Title: | Separate a Data Frame by Normalization |
Version: | 0.1.0 |
Description: | Separate a data frame in two based on key columns. The function unjoin() provides an inside-out version of a nested data frame. This is used to identify duplication and normalize it (in the database sense) by linking two tables with the redundancy removed. This is a basic requirement for detecting topology within spatial structures that has motivated the need for this package as a building block for workflows within more applied projects. |
Depends: | R (≥ 3.3.2) |
License: | GPL-3 |
Encoding: | UTF-8 |
LazyData: | true |
RoxygenNote: | 7.1.0 |
Imports: | dplyr (≥ 0.5.0), rlang, tibble |
Suggests: | gapminder, tidyr, testthat, covr, spelling |
URL: | https://github.com/hypertidy/unjoin |
BugReports: | https://github.com/hypertidy/unjoin/issues |
Language: | en-US |
NeedsCompilation: | no |
Packaged: | 2020-05-13 04:31:20 UTC; mdsumner |
Author: | Michael D. Sumner [aut, cre], Simon Wotherspoon [ctb], Hadley Wickham [ctb] (named the concept, provided excellent guidance via tidyr source code) |
Maintainer: | Michael D. Sumner <mdsumner@gmail.com> |
Repository: | CRAN |
Date/Publication: | 2020-05-13 05:20:02 UTC |
unjoin
Description
Split a table in two and remove repeated values.
Usage
unjoin(data, ..., key_col = "idx0")
## S3 method for class 'data.frame'
unjoin(data, ..., key_col = ".idx0")
## S3 method for class 'unjoin'
unjoin(data, ..., key_col = ".idx0")
Arguments
data |
A data frame. |
... |
Specification of columns to unjoin by. For full details, see the 'dplyr::select“ documentation. |
key_col |
The name of the new column to key the two output data frames. |
Details
The data frame on input is treated as "data", the new data frame is treated as the normalized key. This means that the split-off and de-duplicated table has the name given via the 'key_col' argument (defaults to ".idx0") and shares this name with the common key.

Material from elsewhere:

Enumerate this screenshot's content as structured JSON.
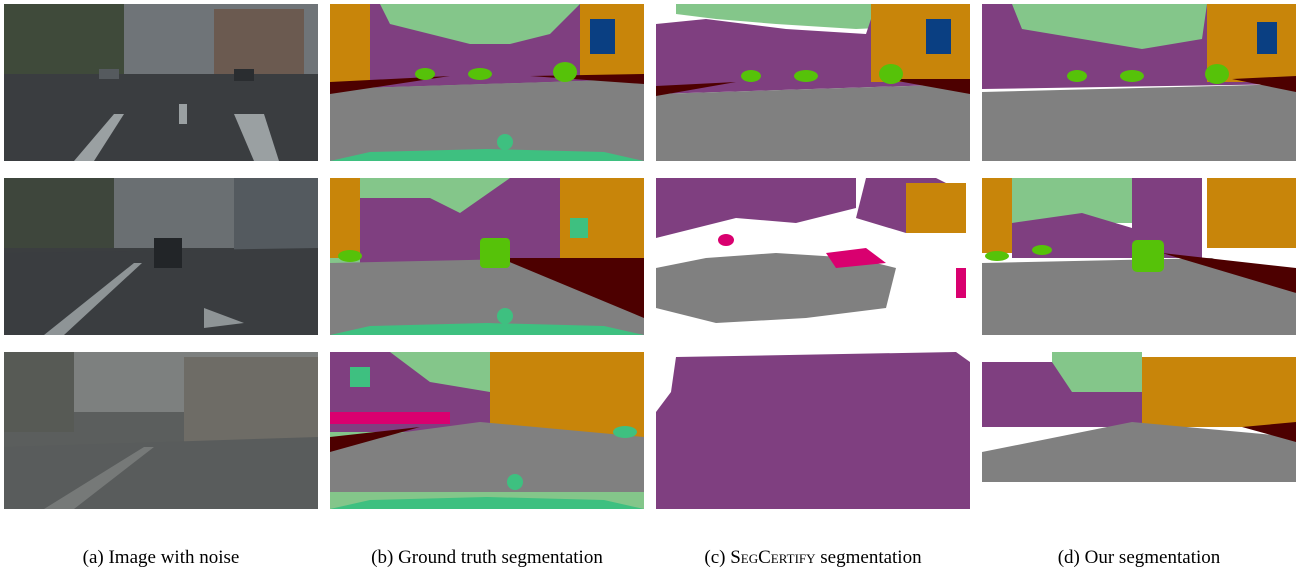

It's not yet clear if this flexibility around naming is a good idea, but it enables a simple scheme for chaining unjoins, though you'd better not use the same 'key_col' again.
This is a subset of the tasks done by nest
.
See Also
'dplyr::inner_join' for the inverse operation.
'tidyr::nest' for the complementary operation resulting in one nested data frame
Examples
library(dplyr)
data("Seatbelts", package= "datasets")
x <- unjoin(as.data.frame(Seatbelts), front, law)
y <- inner_join(x$.idx0, x$data) %>% select(-.idx0)
all.equal(y[colnames(Seatbelts)], as.data.frame(Seatbelts))
iris %>% unjoin(-Species)
chickwts %>% unjoin(weight)
if (require("gapminder")) {
gapminder %>%
group_by(country, continent) %>%
unjoin()
gapminder %>%
unjoin(-country, -continent)
unjoin(gapminder)
}
unjoin(iris, Petal.Width) %>% unjoin(Species, key_col = ".idx1")